Comparative Study of the High Pressure Thermophysical Properties of 1-Ethyl-3-methylimidazolium and 1,3-Diethylimidazolium Ethyl Sulfates for Use as Sustainable and Efficient Hydraulic Fluids

In this work, we discussed and compared new acoustic (speed of sound), transport (viscosity), surface (surface tension and contact angle on stainless steel and glass), and thermophysical properties with special regard for compressibilities and isobaric thermal expansion of 1,3-diethylimidazolium ethyl sulfate ([C2C2im][EtSO4]) with those of 1-ethyl-3-methylimidazolium ethyl sulfate ([C2C1im][EtSO4]), the reference mineral, synthetic, and biodegradable oils as well as hydraulic oils for use as hydraulic fluids.
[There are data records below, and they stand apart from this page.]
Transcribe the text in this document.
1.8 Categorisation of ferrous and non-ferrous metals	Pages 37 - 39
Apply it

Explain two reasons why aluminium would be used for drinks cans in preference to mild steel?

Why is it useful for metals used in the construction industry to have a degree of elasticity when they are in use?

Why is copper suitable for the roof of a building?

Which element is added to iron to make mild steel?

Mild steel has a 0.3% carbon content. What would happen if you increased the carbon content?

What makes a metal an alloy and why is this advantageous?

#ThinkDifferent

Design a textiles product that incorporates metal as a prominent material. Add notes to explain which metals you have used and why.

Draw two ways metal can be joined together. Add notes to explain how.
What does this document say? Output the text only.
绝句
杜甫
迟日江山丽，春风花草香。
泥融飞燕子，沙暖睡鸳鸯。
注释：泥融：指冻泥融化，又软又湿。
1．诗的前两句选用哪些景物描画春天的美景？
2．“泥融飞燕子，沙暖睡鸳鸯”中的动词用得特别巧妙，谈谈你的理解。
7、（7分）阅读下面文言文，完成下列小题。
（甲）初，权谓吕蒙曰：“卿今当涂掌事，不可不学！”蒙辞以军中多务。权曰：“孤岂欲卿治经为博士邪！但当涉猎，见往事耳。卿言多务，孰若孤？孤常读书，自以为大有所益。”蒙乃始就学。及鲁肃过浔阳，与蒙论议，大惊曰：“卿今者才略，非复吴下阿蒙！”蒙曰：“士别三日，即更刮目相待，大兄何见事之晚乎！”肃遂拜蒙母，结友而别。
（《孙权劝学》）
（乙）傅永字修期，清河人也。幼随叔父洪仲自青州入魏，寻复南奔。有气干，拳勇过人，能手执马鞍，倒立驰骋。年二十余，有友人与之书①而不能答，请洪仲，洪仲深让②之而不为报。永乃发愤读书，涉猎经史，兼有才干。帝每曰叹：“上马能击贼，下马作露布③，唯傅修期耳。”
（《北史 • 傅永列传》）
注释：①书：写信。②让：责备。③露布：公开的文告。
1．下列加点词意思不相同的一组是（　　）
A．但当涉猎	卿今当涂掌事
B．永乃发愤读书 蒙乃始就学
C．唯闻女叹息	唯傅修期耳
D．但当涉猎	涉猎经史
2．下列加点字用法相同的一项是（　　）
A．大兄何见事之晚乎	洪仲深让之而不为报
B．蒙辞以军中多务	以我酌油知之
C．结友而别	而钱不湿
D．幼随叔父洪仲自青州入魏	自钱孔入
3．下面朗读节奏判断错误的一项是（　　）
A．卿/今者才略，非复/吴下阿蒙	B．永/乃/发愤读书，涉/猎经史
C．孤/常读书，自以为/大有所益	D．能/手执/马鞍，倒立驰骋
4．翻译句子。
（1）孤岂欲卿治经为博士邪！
The refractive indices, NMR spectra, and cytotoxicities of [C2C1im][EtSO4] and [C2C2im][EtSO4] were also investigated. [C2C1im][EtSO4] and [C2C2im][EtSO4] have low isothermal compressibility and isobaric thermal expansion values, which are weakly dependent on the pressure and temperature. The viscosity, surface tension, and contact angle of [C2C2im][EtSO4] are more similar to that of commercial hydraulic oils than [C2C1im][EtSO4]. The investigated ILs have a 20 times lower toxicity on normal fibroblast from human new-born skin than that of bis(trifluoromethylsulfonyl)imide-based ILs. The presented results show that [C2C2im][EtSO4] can potentially be used as a hydraulic fluid in the same way as [C2C1im][EtSO4].